Express & Star

LETTER: How will football clubs outside top league survive?

A reader discusses football clubs and the issues surrounding coronavirus.

Published
Jack Grealish of Aston Villa and Ruben Neves of Wolverhampton Wanderers (AMA/Sam Bagnall)

Taking note that fans are forbidden to attend sporting activities at football, cricket, rugby - and many others, just how are, say for example, football clubs outside the Premier League going to survive with no paying customers? Yes the 'big' teams inside the Premier bubble will survive, no doubt thanks to the millions they get from the television companies, but how, are likes of Walsall, Coventry, Birmingham, to name just three local teams, going to survive in their present form?
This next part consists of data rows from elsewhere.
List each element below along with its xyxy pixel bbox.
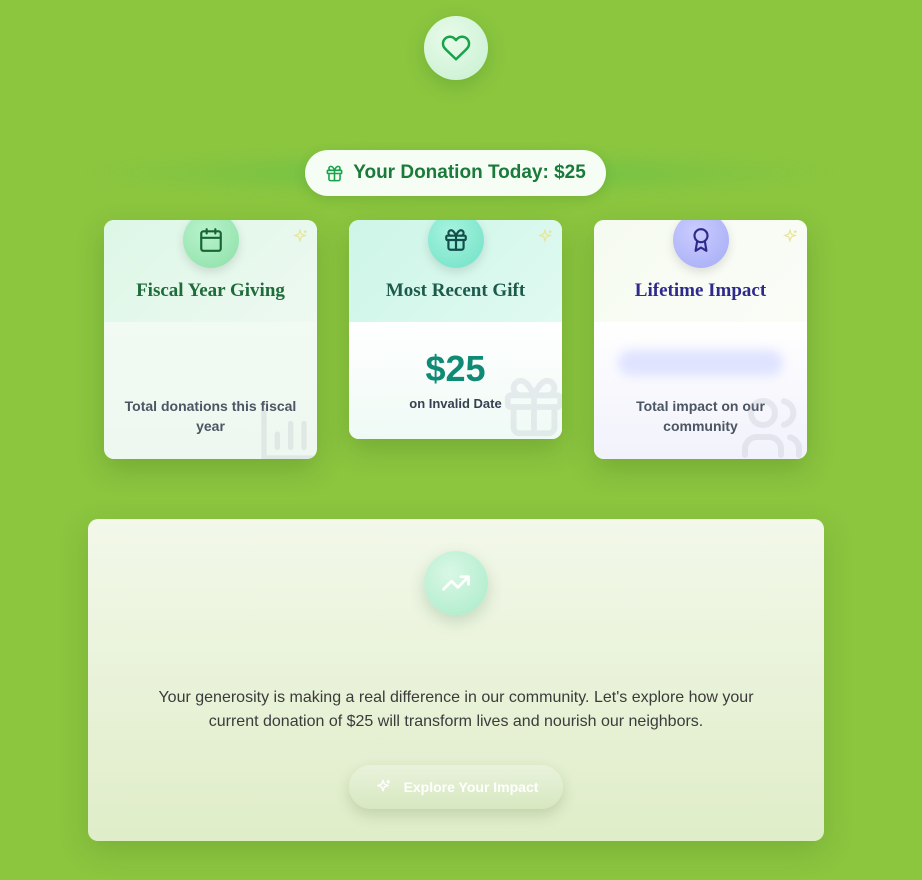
impact-message: Your generosity is making a real differe… [158,689,754,730]
explore-impact-label: Explore Your Impact [403,779,539,795]
sparkles-icon [376,779,390,792]
trending-up-icon [442,575,470,591]
heart-icon [441,35,471,61]
donation-today-pill: Your Donation Today: $25 [305,150,606,196]
donation-today-label: Your Donation Today: $25 [353,162,586,183]
lifetime-impact-card: Lifetime Impact Total impact on our comm… [594,220,807,459]
card-title: Fiscal Year Giving [136,280,285,301]
card-title: Lifetime Impact [634,280,767,301]
calendar-badge [182,220,239,268]
users-watermark-icon [742,398,803,458]
bar-chart-icon [261,407,315,459]
card-body: Total impact on our community [594,322,807,459]
calendar-icon [199,228,222,252]
trend-badge [424,551,488,615]
fiscal-year-card: Fiscal Year Giving Total donations this … [104,220,317,459]
gift-badge [427,220,484,268]
card-header: Fiscal Year Giving [104,220,317,322]
sparkle-icon [782,228,798,243]
impact-value-placeholder [618,350,783,376]
explore-impact-button[interactable]: Explore Your Impact [349,765,563,809]
gift-icon [326,165,343,181]
impact-panel: Your generosity is making a real differe… [88,519,824,841]
most-recent-gift-card: Most Recent Gift $25 on Invalid Date [349,220,562,439]
award-badge [672,220,729,268]
award-icon [692,228,709,252]
sparkle-icon [537,228,553,243]
card-body: $25 on Invalid Date [349,322,562,439]
card-title: Most Recent Gift [385,280,526,301]
card-header: Lifetime Impact [594,220,807,322]
heart-badge [424,16,488,80]
gift-icon [444,229,467,251]
card-header: Most Recent Gift [349,220,562,322]
sparkle-icon [292,228,308,243]
gift-watermark-icon [504,377,562,437]
card-body: Total donations this fiscal year [104,322,317,459]
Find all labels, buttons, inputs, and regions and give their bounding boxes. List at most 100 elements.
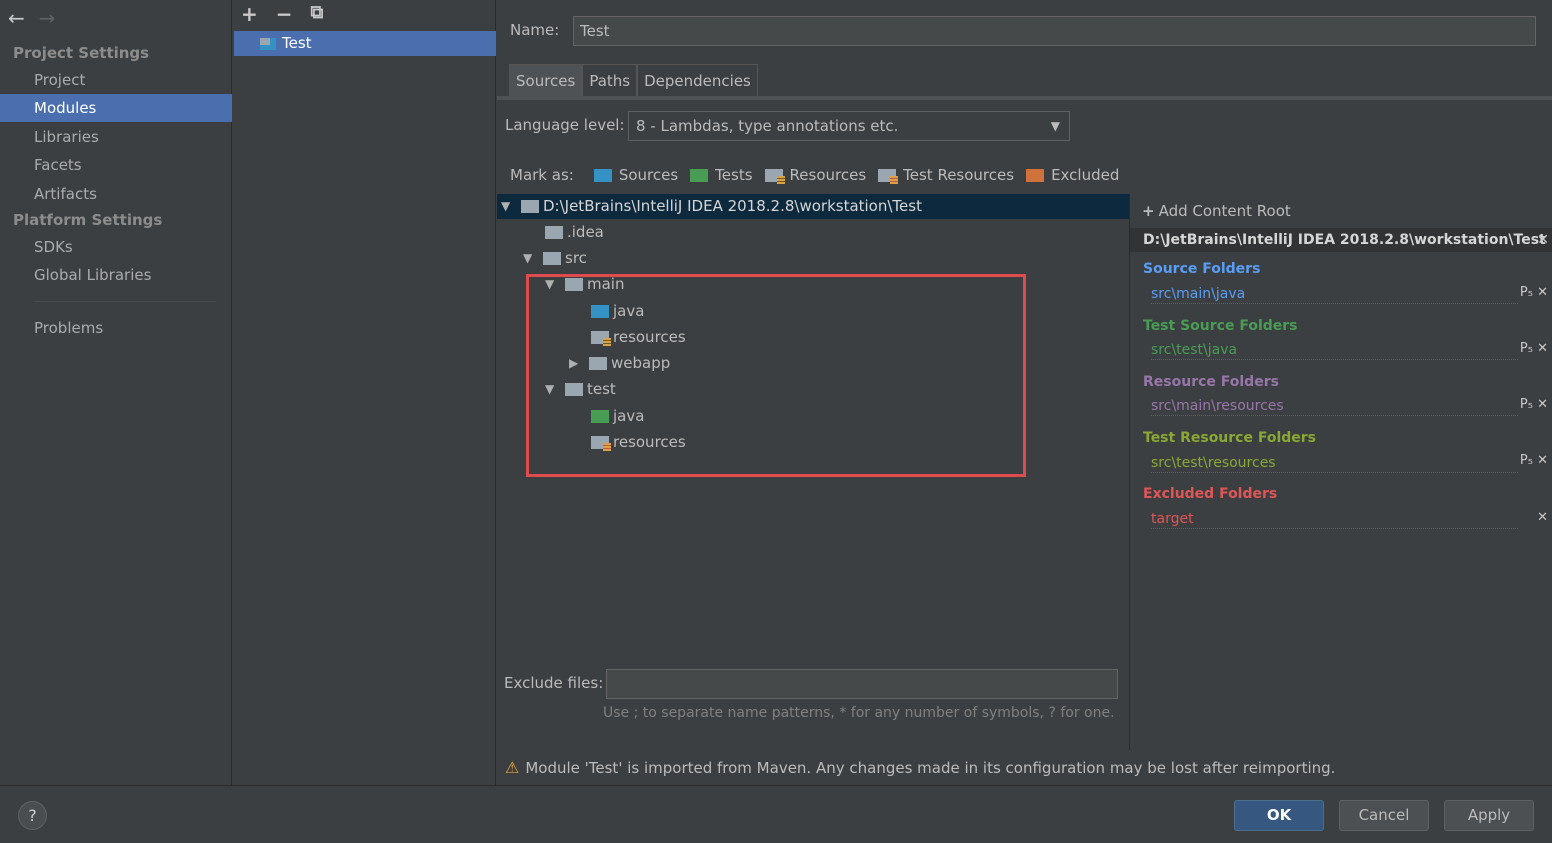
expanded-arrow-icon[interactable]: ▼ [523,246,543,271]
excluded-folder-path: target [1151,510,1518,529]
project-settings-header: Project Settings [13,44,150,62]
sources-folder-icon [593,168,612,182]
module-detail-panel: Name: Test Sources Paths Dependencies La… [497,0,1552,785]
highlight-box [526,274,1026,477]
remove-icon[interactable]: − [276,2,293,26]
platform-settings-header: Platform Settings [13,211,163,229]
mark-test-resources-button[interactable]: Test Resources [878,166,1014,184]
mark-tests-button[interactable]: Tests [690,166,753,184]
module-tabs: Sources Paths Dependencies [509,64,758,96]
test-source-folders-header: Test Source Folders [1143,318,1298,334]
dialog-button-bar: ? OK Cancel Apply [0,785,1552,843]
forward-arrow-icon[interactable]: → [39,6,56,30]
mark-as-label: Mark as: [510,166,574,184]
module-folder-icon [260,37,276,50]
tab-sources[interactable]: Sources [509,64,583,96]
add-icon[interactable]: + [241,2,258,26]
settings-sidebar: ← → Project Settings Project Modules Lib… [0,0,232,785]
maven-warning: ⚠ Module 'Test' is imported from Maven. … [505,758,1335,777]
exclude-files-label: Exclude files: [504,674,604,692]
test-resources-folder-icon [878,168,899,184]
remove-folder-icon[interactable]: ✕ [1537,285,1548,300]
cancel-button[interactable]: Cancel [1339,800,1429,831]
content-root-path: D:\JetBrains\IntelliJ IDEA 2018.2.8\work… [1143,232,1546,248]
resource-folder-path: src\main\resources [1151,397,1518,416]
expanded-arrow-icon[interactable]: ▼ [501,194,521,219]
mark-resources-button[interactable]: Resources [764,166,867,184]
sidebar-item-sdks[interactable]: SDKs [0,233,232,261]
folder-icon [543,252,561,265]
mark-excluded-button[interactable]: Excluded [1026,166,1119,184]
sidebar-item-facets[interactable]: Facets [0,151,232,179]
module-toolbar: + − ⧉ [241,2,323,26]
mark-resources-label: Resources [789,166,867,184]
close-icon[interactable]: ✕ [1537,228,1549,252]
warning-icon: ⚠ [505,758,520,777]
add-content-root-button[interactable]: + Add Content Root [1142,202,1291,220]
content-root-header: D:\JetBrains\IntelliJ IDEA 2018.2.8\work… [1130,228,1552,252]
tree-node-src[interactable]: ▼ src [523,246,587,271]
source-folders-header: Source Folders [1143,261,1261,277]
folder-row-actions: P₅ ✕ [1520,285,1548,300]
mark-excluded-label: Excluded [1051,166,1120,184]
sidebar-item-problems[interactable]: Problems [0,314,232,342]
mark-sources-label: Sources [618,166,679,184]
properties-icon[interactable]: P₅ [1520,341,1533,356]
tree-node-label: .idea [567,223,604,241]
source-folder-path: src\main\java [1151,285,1518,304]
sidebar-item-libraries[interactable]: Libraries [0,123,232,151]
name-field[interactable]: Test [573,16,1536,46]
language-level-select[interactable]: 8 - Lambdas, type annotations etc. ▼ [628,111,1070,141]
tab-dependencies[interactable]: Dependencies [637,64,758,96]
copy-icon[interactable]: ⧉ [311,2,324,26]
sidebar-item-artifacts[interactable]: Artifacts [0,180,232,208]
ok-button[interactable]: OK [1234,800,1324,831]
module-item-label: Test [282,34,312,52]
folder-row-actions: ✕ [1537,510,1548,525]
remove-folder-icon[interactable]: ✕ [1537,397,1548,412]
chevron-down-icon: ▼ [1050,119,1060,133]
test-resource-folders-header: Test Resource Folders [1143,430,1317,446]
sidebar-item-project[interactable]: Project [0,66,232,94]
language-level-value: 8 - Lambdas, type annotations etc. [636,117,899,135]
tree-node-label: src [565,249,587,267]
tests-folder-icon [690,168,709,182]
folder-icon [545,226,563,239]
exclude-files-hint: Use ; to separate name patterns, * for a… [603,705,1115,721]
nav-arrows: ← → [8,6,56,30]
remove-folder-icon[interactable]: ✕ [1537,341,1548,356]
tree-root-row[interactable]: ▼ D:\JetBrains\IntelliJ IDEA 2018.2.8\wo… [497,194,1129,219]
sidebar-item-global-libraries[interactable]: Global Libraries [0,261,232,289]
folder-icon [521,200,539,213]
test-source-folder-path: src\test\java [1151,341,1518,360]
properties-icon[interactable]: P₅ [1520,453,1533,468]
properties-icon[interactable]: P₅ [1520,285,1533,300]
sidebar-item-modules[interactable]: Modules [0,94,232,122]
module-list-panel: + − ⧉ Test [233,0,496,785]
resources-folder-icon [764,168,785,184]
content-root-panel: + Add Content Root D:\JetBrains\IntelliJ … [1129,194,1552,750]
help-button[interactable]: ? [18,801,47,830]
remove-folder-icon[interactable]: ✕ [1537,510,1548,525]
mark-test-resources-label: Test Resources [903,166,1015,184]
test-resource-folder-path: src\test\resources [1151,454,1518,473]
sidebar-divider [34,301,216,302]
maven-warning-text: Module 'Test' is imported from Maven. An… [525,758,1336,777]
module-item-test[interactable]: Test [234,31,496,56]
remove-folder-icon[interactable]: ✕ [1537,453,1548,468]
add-content-root-label: Add Content Root [1158,202,1291,220]
language-level-label: Language level: [505,116,625,134]
back-arrow-icon[interactable]: ← [8,6,25,30]
mark-sources-button[interactable]: Sources [593,166,679,184]
tree-node-idea[interactable]: .idea [545,220,604,245]
mark-as-bar: Mark as: Sources Tests Resources Test Re… [510,166,1119,184]
tree-root-label: D:\JetBrains\IntelliJ IDEA 2018.2.8\work… [543,197,922,215]
apply-button[interactable]: Apply [1444,800,1534,831]
folder-row-actions: P₅ ✕ [1520,453,1548,468]
source-tree: ▼ D:\JetBrains\IntelliJ IDEA 2018.2.8\wo… [497,194,1129,664]
resource-folders-header: Resource Folders [1143,374,1279,390]
tab-paths[interactable]: Paths [582,64,638,96]
properties-icon[interactable]: P₅ [1520,397,1533,412]
folder-row-actions: P₅ ✕ [1520,397,1548,412]
exclude-files-input[interactable] [606,669,1118,699]
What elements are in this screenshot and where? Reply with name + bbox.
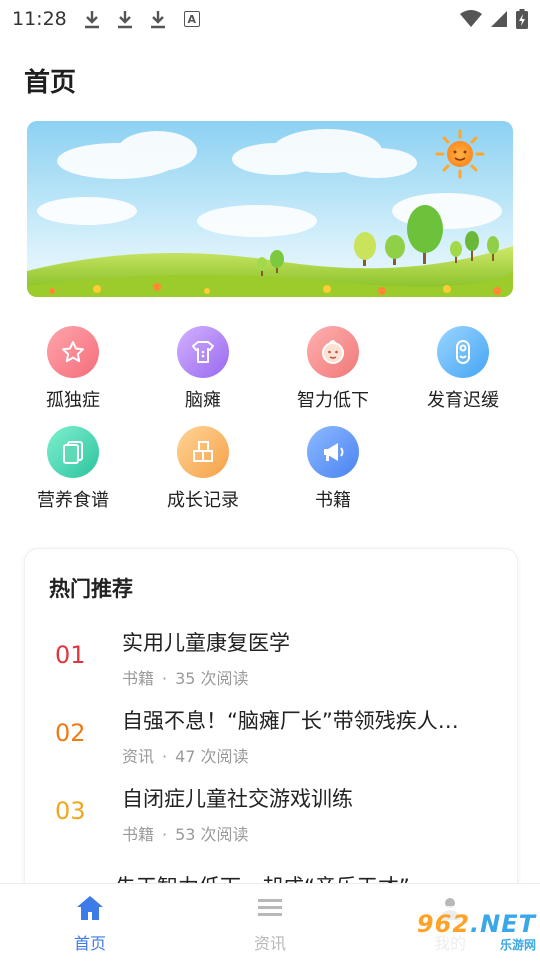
tab-label: 首页 — [73, 934, 106, 953]
item-reads: 53 次阅读 — [175, 825, 249, 844]
item-category: 书籍 — [122, 825, 155, 844]
list-item[interactable]: 02 自强不息！“脑瘫厂长”带领残疾人… 资讯 · 47 次阅读 — [25, 705, 517, 775]
item-meta: 资讯 · 47 次阅读 — [122, 747, 249, 766]
category-circle — [307, 326, 359, 378]
category-label: 营养食谱 — [37, 490, 109, 511]
status-time: 11:28 — [12, 8, 67, 30]
baby-face-icon — [322, 340, 344, 364]
category-developmental-delay[interactable]: 发育迟缓 — [403, 326, 523, 412]
item-category: 资讯 — [122, 747, 155, 766]
item-reads: 35 次阅读 — [175, 669, 249, 688]
download-icon — [84, 11, 99, 29]
category-label: 成长记录 — [167, 490, 239, 511]
item-category: 书籍 — [122, 669, 155, 688]
sun-icon — [435, 129, 485, 179]
banner-image[interactable] — [27, 121, 513, 297]
pacifier-icon — [456, 340, 470, 364]
watermark-suffix: .NET — [470, 909, 536, 938]
home-page: 首页 孤独症 脑瘫 智力低下 发育迟缓 营养食谱 成长记录 书籍 热门推荐 01… — [0, 38, 540, 913]
watermark-sub: 乐游网 — [499, 937, 536, 952]
onesie-icon — [192, 341, 214, 363]
item-meta: 书籍 · 35 次阅读 — [122, 669, 249, 688]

And this would be repeated all over the country, what will be their future? Semi-professional? Or will they just go out of business?

Empty stadiums with no one using them could be demolished and turned into housing - or shops and trading estates, if there is any call for these things if the recession bites really deeply into trade? And don't forget, it won't be just football clubs being affected, every 'junior' sporting club could very easily face such a future.

What can be done? Well very little, unless scientists can come up with some magic panacea or drug to zap the hell out of this horror virus. The only thing we can do in the meantime is to mask up, cover up and isolate and keep our distance from one another to try and prevent a second, or third, spike in infections. OK, so we don't see our friends and relatives or go to the pub. We don't get a seaside holiday, but which would you rather have? Surviving or either suffering, and possibly passing on the bug to everyone we meet?

A little inconvenience to us now is much more preferable to thousands of seriously ill or dead people. Melodramatic? Answer that when you've lost friends or loved ones before calling me a scaremongering Cassandra. Be sensible, take care, wash hands often, stay away from those we love. Yes it might be a pain in the neck, but that's much more preferable than the alternative.